How Effective Are Attitudinal Variables at Improving Travel Behavior Models? Evaluation Using an Overlapping Sample From an Attitude-Rich Survey and the 2017 National Household Travel Survey

June 1, 2024

May 31, 2025




Attitude Imputation, Machine Learning, Survey Datasets

Data Modeling and Analytic Tools, Understanding User Needs

Georgia Institute of Technology


Patricia Mokhtarian

A line of research has recently been launched on attitude imputation using machine learning (ML) functions trained on variables common to two survey datasets (Mokhtarian, 2024). It was discovered that using a handful of attitudinal marker variables (i.e., the one or two attitudinal items most strongly associated with each attitude) as common variables for imputation (Shaw, 2021; Soria and Mokhtarian, 2024) far outperforms other approaches such as using socio-demographic and land-use variables (Malokin et al., 2019) and targeted marketing variables (Shaw, 2021). The basic idea is to use one survey dataset (the “donor sample”) to train an ML function that predicts attitudinal factor scores using marker variables, and then apply that function to another dataset (the “recipient sample”) that contains the same marker variables, to impute attitude scores into it. This allows attitudinal information to be attached to the respondents in the recipient sample without measuring the whole set of attitudinal variables used to reveal the attitudinal factor structure in the donor sample.

In this context, “attitudinal items” indicates statements to which respondents react on a 5-point Likert-type scale (“strongly disagree” to “strongly agree”). A few dozen statements are strategically designed and deployed to measure various attitudinal constructs (i.e., factors), which exploratory factor analysis (EFA) applied to the donor sample empirically identifies based on the correlation patterns of responses. The score of each donor-sample respondent on each attitudinal construct is obtained from the EFA solution. Marker variables are one or two variables that are strongly associated with each construct and, thus, play a key role in predicting the associated factor scores. The recipient sample can obtain “predicted” scores on attitudinal factors with the help of an ML function trained to predict attitudinal factor scores with only one or two marker variables per attitudinal construct.

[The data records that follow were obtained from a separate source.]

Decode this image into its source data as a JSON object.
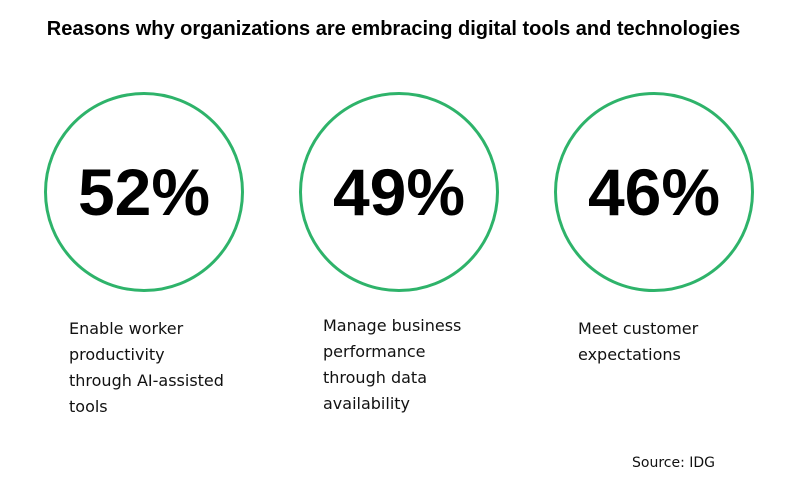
{
  "chart_data": {
    "type": "stat",
    "title": "Reasons why organizations are embracing digital tools and technologies",
    "unit": "%",
    "ring_color": "#2eb36a",
    "items": [
      {
        "value": 52,
        "display": "52%",
        "label_lines": [
          "Enable worker",
          "productivity",
          "through AI-assisted",
          "tools"
        ]
      },
      {
        "value": 49,
        "display": "49%",
        "label_lines": [
          "Manage business",
          "performance",
          "through data",
          "availability"
        ]
      },
      {
        "value": 46,
        "display": "46%",
        "label_lines": [
          "Meet customer",
          "expectations"
        ]
      }
    ],
    "source": "Source: IDG"
  }
}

The proposed study employs responses to the attitude-rich 2017 Georgia Department of Transportation (GDOT)-funded Emerging Technologies survey as the donor sample, and the Georgia add-on responses to the 2017 National Household Travel Survey (NHTS) as the recipient sample. However, it further takes advantage of a distinctive feature not found in previous research along these lines. Specifically, N » 1,500 people responded to both surveys. Because those individuals are in the first sample we will have attitudinal factor scores “observed” for them, but because we will remove those cases from the donor sample (leaving N » 1,800) when training the ML function, while treating them as the recipient sample for predicting their attitudes, they will offer an out-of-sample comparison of observed and predicted attitudes. We will then examine the contributions of the predicted attitudes to modeling various travel behavior variables from the NHTS survey, in comparison to the contributions of the “observed” attitude scores or the marker variables themselves. If the results are positive, it will offer important evidence of the value of inserting attitudinal marker variables into a government-administered survey dataset (i.e., a future “recipient sample”) to enhance the performance of travel behavior models based on that sample.